Bind9 recursive queries have intermittent very long response times

bindperformance-tuningtroubleshootingubuntu-12.04

I'm running BIND 9.8.1-P1 caching server on Ubuntu 12.04 LTS on kernel 3.2.0-86-generic-pae.

I've been banging my head against the wall trying to figure this out for weeks and I just have no idea what is going on and am having a hard time even recreating the problem as it is very intermittent.

What is happening is that when loading a page such as www.msn.com in Firefox with Firefox's Network Monitor open I occasionally see a few requests that have the DNS resolution part of their timing anywhere from 8000ms to as high as 37000ms resolution times. Of course once I reload the page it is cached and then works fine but even if I flush the cache on both the server and the client suddenly that domain is no longer a problem.

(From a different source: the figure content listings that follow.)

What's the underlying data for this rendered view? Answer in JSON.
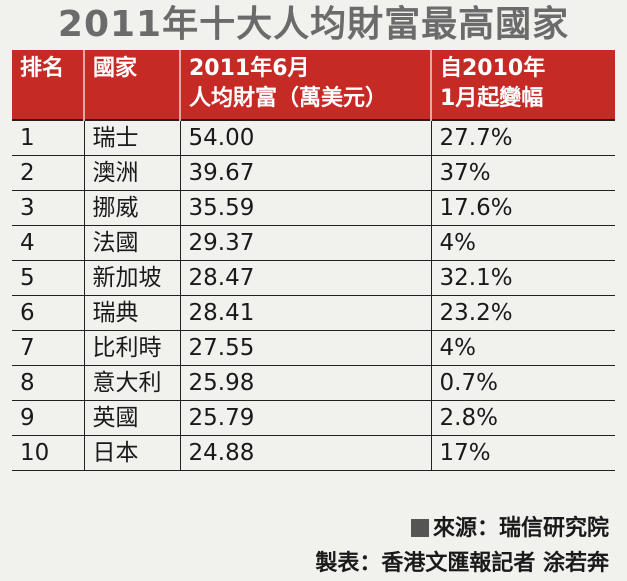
{
  "chart_data": {
    "type": "table",
    "title": "2011年十大人均財富最高國家",
    "columns": [
      [
        "排名"
      ],
      [
        "國家"
      ],
      [
        "2011年6月",
        "人均財富（萬美元）"
      ],
      [
        "自2010年",
        "1月起變幅"
      ]
    ],
    "rows": [
      {
        "rank": "1",
        "country": "瑞士",
        "wealth": "54.00",
        "change": "27.7%"
      },
      {
        "rank": "2",
        "country": "澳洲",
        "wealth": "39.67",
        "change": "37%"
      },
      {
        "rank": "3",
        "country": "挪威",
        "wealth": "35.59",
        "change": "17.6%"
      },
      {
        "rank": "4",
        "country": "法國",
        "wealth": "29.37",
        "change": "4%"
      },
      {
        "rank": "5",
        "country": "新加坡",
        "wealth": "28.47",
        "change": "32.1%"
      },
      {
        "rank": "6",
        "country": "瑞典",
        "wealth": "28.41",
        "change": "23.2%"
      },
      {
        "rank": "7",
        "country": "比利時",
        "wealth": "27.55",
        "change": "4%"
      },
      {
        "rank": "8",
        "country": "意大利",
        "wealth": "25.98",
        "change": "0.7%"
      },
      {
        "rank": "9",
        "country": "英國",
        "wealth": "25.79",
        "change": "2.8%"
      },
      {
        "rank": "10",
        "country": "日本",
        "wealth": "24.88",
        "change": "17%"
      }
    ],
    "source": "來源：瑞信研究院",
    "credit": "製表：香港文匯報記者 涂若奔"
  }
}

I haven't been able to see any pattern in which domains have an issue. I just have no idea how to even being troubleshooting this because it is so hard to replicate for the same domain twice.

Here is all I have in named.conf.options

options {
        directory "/var/cache/bind";

        // If there is a firewall between you and nameservers you want
        // to talk to, you may need to fix the firewall to allow multiple
        // ports to talk.  See http://www.kb.cert.org/vuls/id/800113

        // If your ISP provided one or more IP addresses for stable
        // nameservers, you probably want to use them as forwarders.
        // Uncomment the following block, and insert the addresses replacing
        // the all-0's placeholder.

        forwarders {
                //OpenDNS
                208.67.222.222;
                208.67.220.220;
        };

        auth-nxdomain no;    # conform to RFC1035
        //listen-on-v6 { any; };
};

I'm really having a hard time figuring out what is going on let alone how to fix it so I hope someone here can help.

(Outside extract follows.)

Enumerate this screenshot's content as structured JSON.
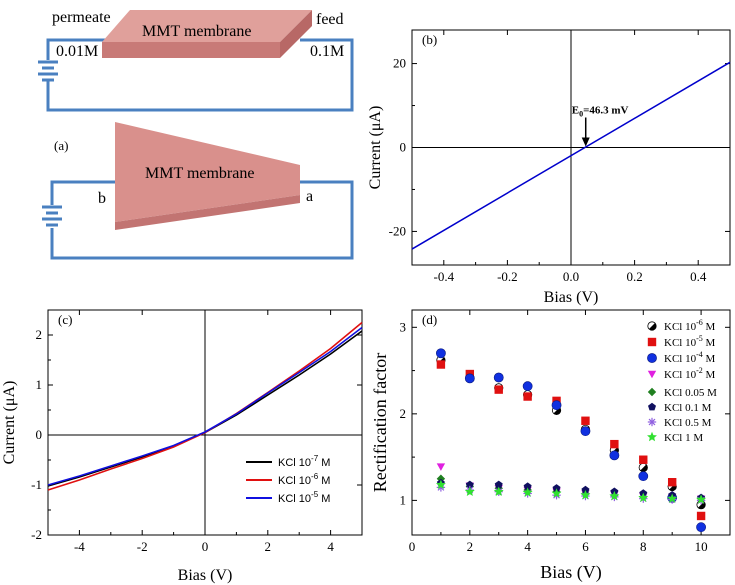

As requested here is the log records generated when turning query logging on and then loading www.wsj.com. Only 4 requests has slow DNS responses

tags.bluekai.com    11986ms

Jul 30 17:50:14 fs named[23539]: client 192.168.16.24#55215: query: tags.bluekai.com IN A + (192.168.16.3)
Jul 30 17:50:15 fs named[23539]: client 192.168.16.24#55215: query: tags.bluekai.com IN A + (192.168.16.3)
Jul 30 17:50:16 fs named[23539]: client 192.168.16.24#55215: query: tags.bluekai.com IN A + (192.168.16.3)
Jul 30 17:50:18 fs named[23539]: client 192.168.16.24#55215: query: tags.bluekai.com IN A + (192.168.16.3)
Jul 30 17:50:22 fs named[23539]: client 192.168.16.24#55215: query: tags.bluekai.com IN A + (192.168.16.3)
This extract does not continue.